Search code examples
apache-flinkflink-cep

Measuring event-time latency with Flink CEP


I have implemented a pattern with Flink CEP that matches three Events such as A->B->C. After I have defined my pattern I generate a

PatternStream<Event> patternStream = CEP.pattern(eventStream, pattern);

with a PatternSelectFunction such that

patternStream.select(new MyPatternSelectFunction()).print();

This works like a charm but I am interested in the event-time of all matched events. I know that the traditional Flink streaming API offers rich functions which allow you to register Flink's internal latency tracker as described in this question. I have also seen that for Flink 1.8 a new RichPatternSelectFunction has been added. But unfortunately I cannot set up Flink 1.8 with Flink CEP.

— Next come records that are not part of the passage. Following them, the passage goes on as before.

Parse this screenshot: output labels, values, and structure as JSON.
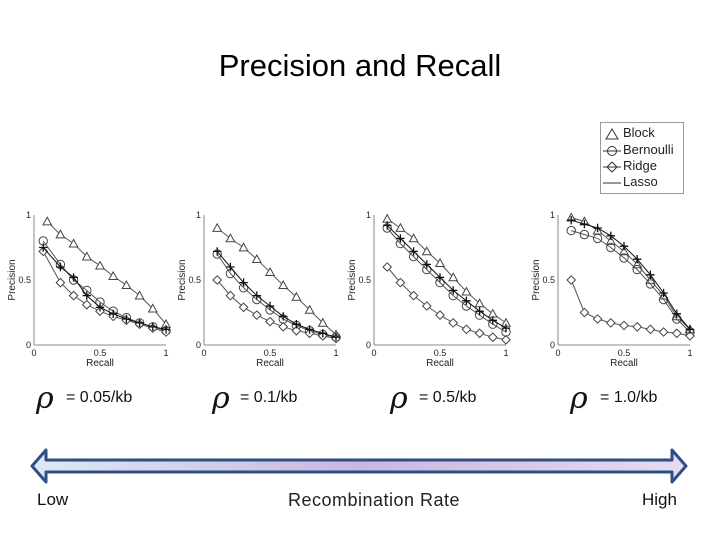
{
  "title": "Precision and Recall",
  "legend": {
    "items": [
      {
        "label": "Block",
        "marker": "triangle"
      },
      {
        "label": "Bernoulli",
        "marker": "circle-line"
      },
      {
        "label": "Ridge",
        "marker": "diamond-line"
      },
      {
        "label": "Lasso",
        "marker": "line"
      }
    ]
  },
  "rho_symbol": "ρ",
  "rates": [
    "= 0.05/kb",
    "= 0.1/kb",
    "= 0.5/kb",
    "= 1.0/kb"
  ],
  "scale": {
    "low": "Low",
    "high": "High",
    "label": "Recombination Rate"
  },
  "chart_data": [
    {
      "type": "line",
      "xlabel": "Recall",
      "ylabel": "Precision",
      "xlim": [
        0,
        1
      ],
      "ylim": [
        0,
        1
      ],
      "xticks": [
        "0",
        "0.5",
        "1"
      ],
      "yticks": [
        "0",
        "0.5",
        "1"
      ],
      "series": [
        {
          "name": "Block",
          "marker": "triangle",
          "x": [
            0.1,
            0.2,
            0.3,
            0.4,
            0.5,
            0.6,
            0.7,
            0.8,
            0.9,
            1.0
          ],
          "y": [
            0.95,
            0.85,
            0.78,
            0.68,
            0.61,
            0.53,
            0.46,
            0.38,
            0.28,
            0.16
          ]
        },
        {
          "name": "Bernoulli",
          "marker": "circle",
          "x": [
            0.07,
            0.2,
            0.3,
            0.4,
            0.5,
            0.6,
            0.7,
            0.8,
            0.9,
            1.0
          ],
          "y": [
            0.8,
            0.62,
            0.5,
            0.42,
            0.33,
            0.26,
            0.21,
            0.17,
            0.14,
            0.11
          ]
        },
        {
          "name": "Ridge",
          "marker": "diamond",
          "x": [
            0.07,
            0.2,
            0.3,
            0.4,
            0.5,
            0.6,
            0.7,
            0.8,
            0.9,
            1.0
          ],
          "y": [
            0.72,
            0.48,
            0.38,
            0.31,
            0.26,
            0.22,
            0.19,
            0.16,
            0.13,
            0.1
          ]
        },
        {
          "name": "Lasso",
          "marker": "plus",
          "x": [
            0.07,
            0.2,
            0.3,
            0.4,
            0.5,
            0.6,
            0.7,
            0.8,
            0.9,
            1.0
          ],
          "y": [
            0.75,
            0.6,
            0.52,
            0.38,
            0.29,
            0.24,
            0.2,
            0.17,
            0.14,
            0.12
          ]
        }
      ]
    },
    {
      "type": "line",
      "xlabel": "Recall",
      "ylabel": "Precision",
      "xlim": [
        0,
        1
      ],
      "ylim": [
        0,
        1
      ],
      "xticks": [
        "0",
        "0.5",
        "1"
      ],
      "yticks": [
        "0",
        "0.5",
        "1"
      ],
      "series": [
        {
          "name": "Block",
          "marker": "triangle",
          "x": [
            0.1,
            0.2,
            0.3,
            0.4,
            0.5,
            0.6,
            0.7,
            0.8,
            0.9,
            1.0
          ],
          "y": [
            0.9,
            0.82,
            0.75,
            0.66,
            0.56,
            0.46,
            0.37,
            0.27,
            0.17,
            0.08
          ]
        },
        {
          "name": "Bernoulli",
          "marker": "circle",
          "x": [
            0.1,
            0.2,
            0.3,
            0.4,
            0.5,
            0.6,
            0.7,
            0.8,
            0.9,
            1.0
          ],
          "y": [
            0.7,
            0.55,
            0.44,
            0.35,
            0.27,
            0.2,
            0.15,
            0.11,
            0.08,
            0.06
          ]
        },
        {
          "name": "Ridge",
          "marker": "diamond",
          "x": [
            0.1,
            0.2,
            0.3,
            0.4,
            0.5,
            0.6,
            0.7,
            0.8,
            0.9,
            1.0
          ],
          "y": [
            0.5,
            0.38,
            0.29,
            0.23,
            0.18,
            0.14,
            0.11,
            0.09,
            0.07,
            0.05
          ]
        },
        {
          "name": "Lasso",
          "marker": "plus",
          "x": [
            0.1,
            0.2,
            0.3,
            0.4,
            0.5,
            0.6,
            0.7,
            0.8,
            0.9,
            1.0
          ],
          "y": [
            0.72,
            0.6,
            0.48,
            0.38,
            0.3,
            0.22,
            0.16,
            0.12,
            0.09,
            0.06
          ]
        }
      ]
    },
    {
      "type": "line",
      "xlabel": "Recall",
      "ylabel": "Precision",
      "xlim": [
        0,
        1
      ],
      "ylim": [
        0,
        1
      ],
      "xticks": [
        "0",
        "0.5",
        "1"
      ],
      "yticks": [
        "0",
        "0.5",
        "1"
      ],
      "series": [
        {
          "name": "Block",
          "marker": "triangle",
          "x": [
            0.1,
            0.2,
            0.3,
            0.4,
            0.5,
            0.6,
            0.7,
            0.8,
            0.9,
            1.0
          ],
          "y": [
            0.97,
            0.9,
            0.82,
            0.72,
            0.63,
            0.52,
            0.41,
            0.32,
            0.24,
            0.17
          ]
        },
        {
          "name": "Bernoulli",
          "marker": "circle",
          "x": [
            0.1,
            0.2,
            0.3,
            0.4,
            0.5,
            0.6,
            0.7,
            0.8,
            0.9,
            1.0
          ],
          "y": [
            0.9,
            0.78,
            0.68,
            0.58,
            0.48,
            0.38,
            0.3,
            0.23,
            0.16,
            0.1
          ]
        },
        {
          "name": "Ridge",
          "marker": "diamond",
          "x": [
            0.1,
            0.2,
            0.3,
            0.4,
            0.5,
            0.6,
            0.7,
            0.8,
            0.9,
            1.0
          ],
          "y": [
            0.6,
            0.48,
            0.38,
            0.3,
            0.23,
            0.17,
            0.12,
            0.09,
            0.06,
            0.04
          ]
        },
        {
          "name": "Lasso",
          "marker": "plus",
          "x": [
            0.1,
            0.2,
            0.3,
            0.4,
            0.5,
            0.6,
            0.7,
            0.8,
            0.9,
            1.0
          ],
          "y": [
            0.92,
            0.82,
            0.72,
            0.62,
            0.52,
            0.42,
            0.34,
            0.26,
            0.19,
            0.13
          ]
        }
      ]
    },
    {
      "type": "line",
      "xlabel": "Recall",
      "ylabel": "Precision",
      "xlim": [
        0,
        1
      ],
      "ylim": [
        0,
        1
      ],
      "xticks": [
        "0",
        "0.5",
        "1"
      ],
      "yticks": [
        "0",
        "0.5",
        "1"
      ],
      "series": [
        {
          "name": "Block",
          "marker": "triangle",
          "x": [
            0.1,
            0.2,
            0.3,
            0.4,
            0.5,
            0.6,
            0.7,
            0.8,
            0.9,
            1.0
          ],
          "y": [
            0.98,
            0.95,
            0.88,
            0.8,
            0.72,
            0.62,
            0.5,
            0.38,
            0.22,
            0.12
          ]
        },
        {
          "name": "Bernoulli",
          "marker": "circle",
          "x": [
            0.1,
            0.2,
            0.3,
            0.4,
            0.5,
            0.6,
            0.7,
            0.8,
            0.9,
            1.0
          ],
          "y": [
            0.88,
            0.85,
            0.82,
            0.75,
            0.67,
            0.58,
            0.47,
            0.35,
            0.2,
            0.1
          ]
        },
        {
          "name": "Ridge",
          "marker": "diamond",
          "x": [
            0.1,
            0.2,
            0.3,
            0.4,
            0.5,
            0.6,
            0.7,
            0.8,
            0.9,
            1.0
          ],
          "y": [
            0.5,
            0.25,
            0.2,
            0.17,
            0.15,
            0.14,
            0.12,
            0.1,
            0.09,
            0.07
          ]
        },
        {
          "name": "Lasso",
          "marker": "plus",
          "x": [
            0.1,
            0.2,
            0.3,
            0.4,
            0.5,
            0.6,
            0.7,
            0.8,
            0.9,
            1.0
          ],
          "y": [
            0.96,
            0.93,
            0.9,
            0.84,
            0.76,
            0.66,
            0.54,
            0.4,
            0.24,
            0.12
          ]
        }
      ]
    }
  ]
}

Finally, is there a way to get the event-time of all matched events?


Solution

  • You don't need Rich Functions to use Flink's latency tracking. You just need to enable it by setting latencyTrackingInterval to a positive number in either the Flink configuration or ExecutionConfig, e.g.,

    env.getConfig().setLatencyTrackingInterval(1000);
    

    and then you can observe the results in your metrics solution, or via the REST api (latency metrics are not reported in the Flink web UI).

    Documentation

    Update:

    The latency statistics are job metrics, and are in the list returned by

    http://<job_manager_rest_endpoint>/jobs/<job_id>/metrics
    

    Latency metric values can be fetched from

    http://<job_manager_rest_endpoint>/jobs/<job_id>/metrics?get=<metric_name>
    

    These metrics have names like

    latency.source_id.<ID>.operator_id.<ID>.operator_subtask_index.<SUBTASK>.<metric>
    

    where the IDs identity the source and operator nodes in the job graph between which the latency is being measured.

    For example, I can determine the 95th percentile latency between the source and one of the sinks in a job I am running right now with this request:

    http://localhost:8081/jobs/94b189a96b98b3aafaba6db6aa8b770b/metrics?get=latency.source_id.bc764cd8ddf7a0cff126f51c16239658.operator_id.fd0ee602f2fa8d310d9bd9f694e185f5.operator_subtask_index.0.latency_p95
    

    Alternatively, you could use a ProcessFunction to add processing time timestamps to your events before they enter the CEP part of your job, and then use another ProcessFunction afterwards to measure the elapsed time.